É claro que as comparações com 1998 são sempre enganosas. São muito enevoadas pelo tempo que passou, pela memória que cada protagonista tem das disputas internas em que deu opinião e, sobretudo, pela amargura da derrota e pelos ajustes de contas. Não me parece, por isso, que haja muito a ganhar com a rememoração de 1998 e a razão retrospectiva que todos os derrotados de então podemos agora ostentar.
Mas alguns factos são factos: em 1998 perdeu-se porque não se disputou a maioria. Guterres, secretário-geral do PS e primeiro-ministro então no auge de popularidade, apelou ao Não. O PS, partido maioritário, ficou paralisado e não fez campanha. O movimento do Sim foi unicitário onde devia ter sido diverso, foi confuso onde devia ser claro. E não quis ir ao país falar para os milhões de eleitores que iam decidir.
Essa foi toda a diferença em relação à campanha actual. Os movimentos e os partidos do Sim dirigiram-se, com grande convergência, à maioria do povo. O Bloco de Esquerda fez sobretudo campanha nos distritos onde o Não tinha ganho, e com bons resultados. O PS participou na campanha, mesmo que em alguns distritos a sua presença tenha sido mais do que discreta e alguns dos seus autarcas tenham desaparecido.

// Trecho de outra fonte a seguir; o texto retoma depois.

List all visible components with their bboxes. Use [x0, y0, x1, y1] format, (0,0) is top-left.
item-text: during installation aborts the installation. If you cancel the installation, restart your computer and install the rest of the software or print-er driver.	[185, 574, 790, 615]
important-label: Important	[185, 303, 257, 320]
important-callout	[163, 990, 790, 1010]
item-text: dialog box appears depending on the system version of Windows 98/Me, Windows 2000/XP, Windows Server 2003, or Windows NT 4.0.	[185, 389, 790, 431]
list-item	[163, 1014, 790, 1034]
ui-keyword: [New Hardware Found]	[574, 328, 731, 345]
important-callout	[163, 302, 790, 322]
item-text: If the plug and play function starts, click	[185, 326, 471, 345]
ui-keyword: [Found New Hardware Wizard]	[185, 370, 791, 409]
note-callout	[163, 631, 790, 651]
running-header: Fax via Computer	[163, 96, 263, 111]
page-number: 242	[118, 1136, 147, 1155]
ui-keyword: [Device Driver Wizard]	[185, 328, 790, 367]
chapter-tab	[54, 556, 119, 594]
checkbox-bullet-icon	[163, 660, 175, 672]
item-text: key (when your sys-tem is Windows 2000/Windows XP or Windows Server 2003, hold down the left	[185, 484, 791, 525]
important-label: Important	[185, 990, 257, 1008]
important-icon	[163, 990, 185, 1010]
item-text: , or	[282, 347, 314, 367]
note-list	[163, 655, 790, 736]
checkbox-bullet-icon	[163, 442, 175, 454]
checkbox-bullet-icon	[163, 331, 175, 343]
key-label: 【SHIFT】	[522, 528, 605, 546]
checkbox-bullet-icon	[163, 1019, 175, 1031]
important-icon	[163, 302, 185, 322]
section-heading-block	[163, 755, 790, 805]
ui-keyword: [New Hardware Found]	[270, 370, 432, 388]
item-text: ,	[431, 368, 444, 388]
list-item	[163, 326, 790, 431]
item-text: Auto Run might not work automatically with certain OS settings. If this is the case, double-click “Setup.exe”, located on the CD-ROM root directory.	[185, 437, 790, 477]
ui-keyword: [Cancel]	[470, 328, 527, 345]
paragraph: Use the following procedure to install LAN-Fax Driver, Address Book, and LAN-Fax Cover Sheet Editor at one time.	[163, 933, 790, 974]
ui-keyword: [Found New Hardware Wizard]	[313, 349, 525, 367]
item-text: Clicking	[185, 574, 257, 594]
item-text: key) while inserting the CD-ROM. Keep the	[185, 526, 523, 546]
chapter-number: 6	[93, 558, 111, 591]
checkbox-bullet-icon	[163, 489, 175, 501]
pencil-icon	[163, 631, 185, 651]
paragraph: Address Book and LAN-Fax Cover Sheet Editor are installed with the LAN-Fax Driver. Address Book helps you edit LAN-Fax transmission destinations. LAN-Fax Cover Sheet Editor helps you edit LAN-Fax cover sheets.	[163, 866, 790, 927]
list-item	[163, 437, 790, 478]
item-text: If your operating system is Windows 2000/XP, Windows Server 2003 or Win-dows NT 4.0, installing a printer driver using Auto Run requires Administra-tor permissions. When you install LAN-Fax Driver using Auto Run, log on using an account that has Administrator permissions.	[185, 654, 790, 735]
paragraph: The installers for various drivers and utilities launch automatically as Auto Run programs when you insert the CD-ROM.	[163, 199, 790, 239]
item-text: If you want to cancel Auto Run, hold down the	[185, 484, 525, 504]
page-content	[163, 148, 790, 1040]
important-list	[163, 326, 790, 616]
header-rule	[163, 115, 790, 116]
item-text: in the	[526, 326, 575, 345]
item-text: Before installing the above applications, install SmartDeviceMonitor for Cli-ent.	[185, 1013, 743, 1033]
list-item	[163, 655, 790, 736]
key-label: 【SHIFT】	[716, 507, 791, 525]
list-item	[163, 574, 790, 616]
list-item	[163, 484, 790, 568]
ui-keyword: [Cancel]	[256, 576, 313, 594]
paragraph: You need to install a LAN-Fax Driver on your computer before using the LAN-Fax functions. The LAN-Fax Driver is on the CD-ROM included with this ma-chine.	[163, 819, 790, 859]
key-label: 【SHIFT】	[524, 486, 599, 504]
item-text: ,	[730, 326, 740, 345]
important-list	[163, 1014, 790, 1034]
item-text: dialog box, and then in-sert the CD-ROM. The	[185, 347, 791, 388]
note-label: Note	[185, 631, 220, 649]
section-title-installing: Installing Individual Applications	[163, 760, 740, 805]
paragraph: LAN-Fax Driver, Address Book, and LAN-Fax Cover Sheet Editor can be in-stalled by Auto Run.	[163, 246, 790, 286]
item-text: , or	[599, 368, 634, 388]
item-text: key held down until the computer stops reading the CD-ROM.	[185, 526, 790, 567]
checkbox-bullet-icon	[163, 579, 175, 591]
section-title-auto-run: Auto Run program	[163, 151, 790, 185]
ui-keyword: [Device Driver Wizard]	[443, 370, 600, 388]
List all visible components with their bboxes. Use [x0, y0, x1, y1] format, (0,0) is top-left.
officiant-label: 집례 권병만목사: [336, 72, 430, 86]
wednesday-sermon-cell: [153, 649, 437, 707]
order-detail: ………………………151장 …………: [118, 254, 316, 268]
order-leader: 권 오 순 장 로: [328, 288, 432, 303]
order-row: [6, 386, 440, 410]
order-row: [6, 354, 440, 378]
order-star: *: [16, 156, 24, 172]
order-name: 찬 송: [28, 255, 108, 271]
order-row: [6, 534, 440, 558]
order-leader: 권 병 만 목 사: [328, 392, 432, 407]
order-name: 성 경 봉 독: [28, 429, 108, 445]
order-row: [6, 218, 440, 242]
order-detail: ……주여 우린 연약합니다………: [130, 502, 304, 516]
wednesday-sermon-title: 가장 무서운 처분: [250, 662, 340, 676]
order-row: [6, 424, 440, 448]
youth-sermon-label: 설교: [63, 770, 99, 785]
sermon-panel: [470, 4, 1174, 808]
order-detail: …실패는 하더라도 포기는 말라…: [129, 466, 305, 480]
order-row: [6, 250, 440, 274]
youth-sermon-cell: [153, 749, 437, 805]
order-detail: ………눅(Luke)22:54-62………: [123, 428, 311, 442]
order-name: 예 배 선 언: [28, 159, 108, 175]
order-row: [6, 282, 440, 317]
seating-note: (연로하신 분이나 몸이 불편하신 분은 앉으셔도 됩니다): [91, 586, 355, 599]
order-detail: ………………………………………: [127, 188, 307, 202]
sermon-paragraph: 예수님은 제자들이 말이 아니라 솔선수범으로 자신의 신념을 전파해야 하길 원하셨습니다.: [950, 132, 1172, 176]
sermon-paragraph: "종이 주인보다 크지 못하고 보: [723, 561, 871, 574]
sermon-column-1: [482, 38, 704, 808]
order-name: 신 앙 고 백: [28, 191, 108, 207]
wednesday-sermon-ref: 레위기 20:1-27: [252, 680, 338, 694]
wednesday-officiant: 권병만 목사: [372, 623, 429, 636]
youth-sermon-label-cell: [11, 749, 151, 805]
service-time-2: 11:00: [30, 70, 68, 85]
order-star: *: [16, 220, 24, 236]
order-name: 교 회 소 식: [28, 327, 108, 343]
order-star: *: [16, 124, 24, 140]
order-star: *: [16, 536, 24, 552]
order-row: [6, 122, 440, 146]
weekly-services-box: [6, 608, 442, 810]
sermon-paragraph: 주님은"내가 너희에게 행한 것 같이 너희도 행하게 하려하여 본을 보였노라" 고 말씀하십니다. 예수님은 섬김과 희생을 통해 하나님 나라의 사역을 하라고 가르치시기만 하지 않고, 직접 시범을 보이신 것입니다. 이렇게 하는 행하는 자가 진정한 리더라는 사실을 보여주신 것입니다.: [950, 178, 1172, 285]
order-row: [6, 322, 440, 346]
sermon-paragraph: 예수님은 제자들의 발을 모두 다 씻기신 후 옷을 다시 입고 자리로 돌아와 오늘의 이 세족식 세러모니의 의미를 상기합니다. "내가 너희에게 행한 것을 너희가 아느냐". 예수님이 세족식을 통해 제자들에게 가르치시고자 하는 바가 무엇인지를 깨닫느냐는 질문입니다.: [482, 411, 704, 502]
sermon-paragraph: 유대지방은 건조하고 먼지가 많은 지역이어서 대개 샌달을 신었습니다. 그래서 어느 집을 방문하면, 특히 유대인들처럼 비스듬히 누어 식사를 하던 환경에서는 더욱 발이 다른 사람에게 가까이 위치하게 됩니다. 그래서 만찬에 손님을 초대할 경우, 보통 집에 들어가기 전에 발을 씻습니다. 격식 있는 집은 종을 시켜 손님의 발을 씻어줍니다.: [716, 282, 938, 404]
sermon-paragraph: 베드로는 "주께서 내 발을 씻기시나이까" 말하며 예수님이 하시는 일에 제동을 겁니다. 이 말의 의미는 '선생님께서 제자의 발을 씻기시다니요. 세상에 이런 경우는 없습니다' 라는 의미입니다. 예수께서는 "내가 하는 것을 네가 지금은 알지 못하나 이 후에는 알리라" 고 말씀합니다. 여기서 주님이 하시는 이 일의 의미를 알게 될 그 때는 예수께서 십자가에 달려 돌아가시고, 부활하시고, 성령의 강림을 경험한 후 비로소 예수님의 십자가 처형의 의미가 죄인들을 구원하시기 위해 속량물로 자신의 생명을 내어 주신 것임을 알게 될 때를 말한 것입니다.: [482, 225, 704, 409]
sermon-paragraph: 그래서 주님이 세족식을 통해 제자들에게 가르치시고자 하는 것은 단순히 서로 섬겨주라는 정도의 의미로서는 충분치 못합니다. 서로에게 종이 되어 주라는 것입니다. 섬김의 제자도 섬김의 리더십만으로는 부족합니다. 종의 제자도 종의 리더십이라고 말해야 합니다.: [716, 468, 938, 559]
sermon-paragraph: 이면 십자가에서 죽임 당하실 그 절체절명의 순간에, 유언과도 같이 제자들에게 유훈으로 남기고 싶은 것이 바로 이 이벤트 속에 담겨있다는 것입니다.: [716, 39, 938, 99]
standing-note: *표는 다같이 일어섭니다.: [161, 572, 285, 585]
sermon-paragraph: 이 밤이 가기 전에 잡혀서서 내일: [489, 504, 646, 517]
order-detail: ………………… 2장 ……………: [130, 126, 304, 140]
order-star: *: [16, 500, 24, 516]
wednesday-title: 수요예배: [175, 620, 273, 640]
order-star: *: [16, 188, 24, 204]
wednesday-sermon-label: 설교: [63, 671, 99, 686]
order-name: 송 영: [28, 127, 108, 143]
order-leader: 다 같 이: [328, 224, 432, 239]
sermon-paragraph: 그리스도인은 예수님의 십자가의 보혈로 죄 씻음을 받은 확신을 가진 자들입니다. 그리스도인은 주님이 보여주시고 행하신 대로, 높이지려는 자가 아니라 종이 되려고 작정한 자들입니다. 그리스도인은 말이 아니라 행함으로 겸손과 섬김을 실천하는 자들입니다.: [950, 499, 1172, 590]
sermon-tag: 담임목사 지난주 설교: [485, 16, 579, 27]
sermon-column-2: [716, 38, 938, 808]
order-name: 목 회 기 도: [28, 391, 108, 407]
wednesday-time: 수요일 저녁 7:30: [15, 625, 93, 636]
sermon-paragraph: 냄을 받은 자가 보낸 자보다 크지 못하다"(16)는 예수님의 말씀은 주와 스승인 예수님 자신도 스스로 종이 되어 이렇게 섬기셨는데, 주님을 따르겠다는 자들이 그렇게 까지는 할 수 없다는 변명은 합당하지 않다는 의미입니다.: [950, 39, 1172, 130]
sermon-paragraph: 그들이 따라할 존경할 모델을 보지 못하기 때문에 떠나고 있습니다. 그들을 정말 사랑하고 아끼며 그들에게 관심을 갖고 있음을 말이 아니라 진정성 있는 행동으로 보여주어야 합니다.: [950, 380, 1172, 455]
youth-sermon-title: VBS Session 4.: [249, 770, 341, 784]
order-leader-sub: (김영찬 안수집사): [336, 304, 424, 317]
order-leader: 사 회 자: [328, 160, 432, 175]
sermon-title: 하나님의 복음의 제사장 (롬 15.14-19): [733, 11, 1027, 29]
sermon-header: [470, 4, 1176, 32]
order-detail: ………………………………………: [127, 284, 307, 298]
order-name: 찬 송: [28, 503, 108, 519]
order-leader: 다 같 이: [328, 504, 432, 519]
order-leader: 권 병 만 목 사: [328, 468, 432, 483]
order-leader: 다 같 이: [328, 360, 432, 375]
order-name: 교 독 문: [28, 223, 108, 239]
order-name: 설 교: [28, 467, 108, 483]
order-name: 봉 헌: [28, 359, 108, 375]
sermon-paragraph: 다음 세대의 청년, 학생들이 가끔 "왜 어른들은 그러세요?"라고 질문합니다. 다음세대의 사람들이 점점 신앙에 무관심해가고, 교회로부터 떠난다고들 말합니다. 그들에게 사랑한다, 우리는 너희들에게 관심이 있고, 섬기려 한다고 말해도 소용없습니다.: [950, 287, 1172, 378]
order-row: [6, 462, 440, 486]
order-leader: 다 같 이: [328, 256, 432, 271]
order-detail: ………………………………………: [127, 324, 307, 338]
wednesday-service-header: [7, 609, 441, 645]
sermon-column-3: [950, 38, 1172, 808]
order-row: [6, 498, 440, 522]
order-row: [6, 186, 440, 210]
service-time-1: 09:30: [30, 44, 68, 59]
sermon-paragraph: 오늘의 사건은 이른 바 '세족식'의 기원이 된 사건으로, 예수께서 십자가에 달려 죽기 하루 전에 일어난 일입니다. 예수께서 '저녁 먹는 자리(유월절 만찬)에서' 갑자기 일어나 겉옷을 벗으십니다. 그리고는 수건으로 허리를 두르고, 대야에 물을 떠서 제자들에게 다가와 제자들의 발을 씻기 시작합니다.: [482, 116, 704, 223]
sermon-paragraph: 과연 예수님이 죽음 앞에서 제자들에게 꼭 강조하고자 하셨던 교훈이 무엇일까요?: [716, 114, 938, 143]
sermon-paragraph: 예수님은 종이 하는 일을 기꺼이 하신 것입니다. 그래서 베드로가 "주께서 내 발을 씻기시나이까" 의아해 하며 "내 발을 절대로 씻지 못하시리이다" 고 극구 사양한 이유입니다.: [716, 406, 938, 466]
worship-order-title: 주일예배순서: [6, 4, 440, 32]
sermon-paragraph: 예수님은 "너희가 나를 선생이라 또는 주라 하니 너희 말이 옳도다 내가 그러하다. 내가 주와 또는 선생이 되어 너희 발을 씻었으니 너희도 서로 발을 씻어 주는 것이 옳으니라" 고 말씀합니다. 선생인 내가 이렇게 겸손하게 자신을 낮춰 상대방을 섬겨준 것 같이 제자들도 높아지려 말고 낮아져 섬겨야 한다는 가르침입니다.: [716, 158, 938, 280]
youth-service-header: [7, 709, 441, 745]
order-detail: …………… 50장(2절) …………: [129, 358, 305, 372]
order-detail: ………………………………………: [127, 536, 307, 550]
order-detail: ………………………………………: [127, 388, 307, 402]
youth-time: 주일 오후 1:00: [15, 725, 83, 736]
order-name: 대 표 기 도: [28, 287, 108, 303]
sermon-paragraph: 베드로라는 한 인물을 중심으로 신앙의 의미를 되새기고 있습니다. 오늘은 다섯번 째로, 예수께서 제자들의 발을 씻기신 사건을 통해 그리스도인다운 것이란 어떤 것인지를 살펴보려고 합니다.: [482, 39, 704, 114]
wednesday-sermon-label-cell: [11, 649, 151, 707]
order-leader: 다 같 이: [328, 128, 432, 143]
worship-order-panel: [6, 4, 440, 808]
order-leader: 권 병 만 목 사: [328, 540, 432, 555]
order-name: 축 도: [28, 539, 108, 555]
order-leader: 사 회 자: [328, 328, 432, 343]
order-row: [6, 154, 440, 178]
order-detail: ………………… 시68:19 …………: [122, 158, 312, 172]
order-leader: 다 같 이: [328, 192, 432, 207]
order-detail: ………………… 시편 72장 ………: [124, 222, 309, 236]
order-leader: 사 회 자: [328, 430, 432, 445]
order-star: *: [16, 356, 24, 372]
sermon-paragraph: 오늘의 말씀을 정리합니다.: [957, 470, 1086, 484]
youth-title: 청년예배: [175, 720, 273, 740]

Todos intervieram insistentemente para explicar a pergunta e para defender o Sim à pergunta que estava no boletim de voto.
Na verdade, essa era a estratégia mais radical. A pergunta conduziu todo o debate sobre as questões mais essenciais: despenalizar ou não e ser a mulher a decidir. Essas eram as questões fundamentais, porque eram as que desafiavam a ordem conservadora e o reaccionarismo discriminatório - e decidiam a mudança da lei. Como escrevia Frei Bento Domingues, a pergunta incomodava os reaccionários sobretudo pela frase "por opção da mulher", porque para estes a mulher nunca pode decidir porque não tem responsabilidade para tal.
Eram ainda as questões fundamentais, porque sobre elas se conjugava a aliança e convergência que multiplicou a força social do Sim. Foi devido a essa força de mobilização que muitas pessoas diferentes, incluindo sectores muito expressivos do PSD, se juntaram ao Sim. O Sim tinha que mobilizar a esquerda (e mobilizou), tinha que ganhar muitos votos de católicos (e ganhou) e tinha que conseguir muitos votos do centro e do PSD (e ganhou, em particular em Lisboa).
Esta era a estratégia mais radical e temos disso uma demonstração definitiva: foi a que desorientou o Não, que o dividiu e que o desequilibrou na última semana. Quando Marcelo Rebelo de Sousa, Bagão Félix e Marques Mendes, além da Plataforma do Não, vêm propor formas de despenalização para tentar salvar o voto Não, podia-se perceber que a estratégia do Sim tinha ganho porque tinha determinado os termos do debate. Todos, o Sim e o Não, percebiam que aquilo que ia determinar a escolha dos eleitores era a despenalização. Foi esse o ponto decisivo, a alavanca que deu maioria à mudança da lei.
Era preciso ser radical para vencer. Era preciso querer vencer. Era preciso querer um Sim onde coubesse toda a gente. Era preciso mobilizar uma maioria de milhões. E foi assim que o Sim venceu.